The term “Delayed Onset Muscle Soreness” (or DOMS) is usually seen as the bane of new exercisers, but even experienced athletes know that changing up your workout routine or intensity can result in some serious pain for the next few days.
If you’re recovering from your first tough workout, you might be wondering how to cope with the pain that’s starting to set in. The truth is, while nearly everyone who works out is going to experience DOMS at some point, there are some steps you can take both during and after your workout to reduce your discomfort and post workout soreness.
Adequate warm-up and cool-down. Your warm-up should mimic your workout, but at a lower intensity. Cool-downs offer a similar benefit by allowing your mind and body to acclimate to your post-workout environment as your heart rate and breathing slow and your muscles relax.
Stretching and flexibility. While stretching may have little impact on DOMS following the workout you just completed, over time it will increase your range of movement, muscle strength and potentially prevent future aches and pains.
Finally, as you plan your workouts, know that workouts involving unconventional movements (like downhill running, plyometric training, and resistance training) are more likely to lead to DOMS. If these workouts are your main game plan, especially if you’re increasing intensity over previous efforts, then increasing your usual warm-up and cool down will greatly benefit you.
Once DOMS sets in, there are a few recommendations that might help you find relief…and a few that won’t.
Massage. Studies have shown that massage can increase inflammation in the body and can increase muscle soreness, so it is unlikely to leave you feeling better once DOMS is leaving you sidelined. A light massage that will improve your circulation immediately after your workout however, is worth a shot, as long as it is at a level of intensity that will not lead to more inflammation.

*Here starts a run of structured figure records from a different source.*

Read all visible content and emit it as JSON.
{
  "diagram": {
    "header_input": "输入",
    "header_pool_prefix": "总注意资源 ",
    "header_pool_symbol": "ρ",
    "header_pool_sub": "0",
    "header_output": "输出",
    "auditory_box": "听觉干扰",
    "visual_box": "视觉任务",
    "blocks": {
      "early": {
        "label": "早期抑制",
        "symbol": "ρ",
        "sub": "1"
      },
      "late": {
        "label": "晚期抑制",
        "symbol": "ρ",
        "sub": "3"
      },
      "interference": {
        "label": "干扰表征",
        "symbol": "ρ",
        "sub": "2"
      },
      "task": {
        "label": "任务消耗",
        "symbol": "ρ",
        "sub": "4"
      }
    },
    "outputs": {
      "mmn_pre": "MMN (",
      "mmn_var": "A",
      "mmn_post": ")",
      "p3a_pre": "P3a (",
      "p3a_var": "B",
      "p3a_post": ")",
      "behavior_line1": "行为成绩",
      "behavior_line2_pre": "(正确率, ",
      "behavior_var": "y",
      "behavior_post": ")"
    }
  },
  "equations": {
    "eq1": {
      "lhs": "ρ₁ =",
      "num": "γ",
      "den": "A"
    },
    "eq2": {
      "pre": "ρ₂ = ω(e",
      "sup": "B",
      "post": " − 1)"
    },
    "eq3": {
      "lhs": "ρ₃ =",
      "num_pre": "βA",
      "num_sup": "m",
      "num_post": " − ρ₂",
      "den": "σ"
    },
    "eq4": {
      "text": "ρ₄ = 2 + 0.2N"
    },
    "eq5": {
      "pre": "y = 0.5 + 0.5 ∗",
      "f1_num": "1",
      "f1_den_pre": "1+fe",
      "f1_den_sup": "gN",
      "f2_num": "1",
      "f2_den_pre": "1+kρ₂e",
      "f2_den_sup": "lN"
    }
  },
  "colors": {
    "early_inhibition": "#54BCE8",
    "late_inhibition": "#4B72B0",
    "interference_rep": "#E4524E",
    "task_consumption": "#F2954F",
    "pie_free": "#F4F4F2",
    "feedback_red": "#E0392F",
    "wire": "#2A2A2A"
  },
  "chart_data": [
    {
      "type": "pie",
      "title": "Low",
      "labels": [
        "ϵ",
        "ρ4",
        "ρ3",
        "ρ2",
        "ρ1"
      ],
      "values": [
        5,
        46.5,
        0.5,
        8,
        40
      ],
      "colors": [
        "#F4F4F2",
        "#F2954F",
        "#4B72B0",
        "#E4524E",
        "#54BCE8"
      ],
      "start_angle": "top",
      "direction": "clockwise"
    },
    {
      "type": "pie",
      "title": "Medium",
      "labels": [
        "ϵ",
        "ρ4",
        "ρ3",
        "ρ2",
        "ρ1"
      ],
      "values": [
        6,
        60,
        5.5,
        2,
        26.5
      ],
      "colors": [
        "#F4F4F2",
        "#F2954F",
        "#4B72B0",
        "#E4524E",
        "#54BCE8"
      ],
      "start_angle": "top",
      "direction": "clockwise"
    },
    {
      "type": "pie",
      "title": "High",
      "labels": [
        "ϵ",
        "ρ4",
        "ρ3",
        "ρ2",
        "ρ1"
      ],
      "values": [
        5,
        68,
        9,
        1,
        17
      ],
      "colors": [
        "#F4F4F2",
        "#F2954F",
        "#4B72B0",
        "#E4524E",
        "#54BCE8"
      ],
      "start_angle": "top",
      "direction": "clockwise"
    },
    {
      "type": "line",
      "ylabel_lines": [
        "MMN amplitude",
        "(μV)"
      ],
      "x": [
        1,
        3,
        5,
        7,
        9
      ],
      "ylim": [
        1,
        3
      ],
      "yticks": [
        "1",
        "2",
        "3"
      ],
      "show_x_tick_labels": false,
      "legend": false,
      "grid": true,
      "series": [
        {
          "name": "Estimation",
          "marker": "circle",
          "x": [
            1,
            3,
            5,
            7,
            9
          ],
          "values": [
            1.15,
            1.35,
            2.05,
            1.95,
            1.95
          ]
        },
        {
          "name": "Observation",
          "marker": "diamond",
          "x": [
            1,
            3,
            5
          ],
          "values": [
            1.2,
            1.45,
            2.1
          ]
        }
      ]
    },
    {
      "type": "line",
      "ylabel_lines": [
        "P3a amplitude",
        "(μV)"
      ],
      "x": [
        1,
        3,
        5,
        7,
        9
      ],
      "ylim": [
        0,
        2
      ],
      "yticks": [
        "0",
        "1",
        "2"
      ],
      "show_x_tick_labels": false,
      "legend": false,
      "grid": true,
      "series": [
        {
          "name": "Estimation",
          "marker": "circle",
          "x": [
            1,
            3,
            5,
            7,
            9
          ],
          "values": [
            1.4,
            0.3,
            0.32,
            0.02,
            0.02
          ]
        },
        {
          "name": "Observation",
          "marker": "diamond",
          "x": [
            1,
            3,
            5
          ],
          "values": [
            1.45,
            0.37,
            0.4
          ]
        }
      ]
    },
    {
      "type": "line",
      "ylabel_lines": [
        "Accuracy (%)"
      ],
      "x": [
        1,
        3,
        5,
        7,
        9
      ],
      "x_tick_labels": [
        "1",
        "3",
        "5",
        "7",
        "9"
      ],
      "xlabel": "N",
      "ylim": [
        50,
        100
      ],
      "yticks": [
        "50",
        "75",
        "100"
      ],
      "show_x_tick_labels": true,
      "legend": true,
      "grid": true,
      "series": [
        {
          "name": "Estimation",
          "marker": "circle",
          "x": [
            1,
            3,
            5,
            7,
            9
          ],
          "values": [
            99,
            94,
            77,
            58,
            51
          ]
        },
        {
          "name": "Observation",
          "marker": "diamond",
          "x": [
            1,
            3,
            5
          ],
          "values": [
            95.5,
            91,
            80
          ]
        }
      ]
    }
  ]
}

Active recovery. Many athletes swear by active recovery, so returning to activities that are similar to but lower in intensity than the ones that left you sore, may leave you with some relief. Try a few reps of bodyweight strength training and some slow running, walking or elliptical training. Swimming can also be especially helpful.
Alternative methods. Other common recommendations include Epsom salts baths and ibuprofen. While research demonstrating the effectiveness of these interventions is pretty limited, many athletes find them helpful.
The main thing to understand is that DOMS is a normal response to changes in your workout routine, whether you’re new to exercise, or are just new to your current activity. However you treat it, remember to give yourself extra time to recover between your workouts, including extra sleep and good nutrition, and keep in mind that the soreness will pass within a session or two.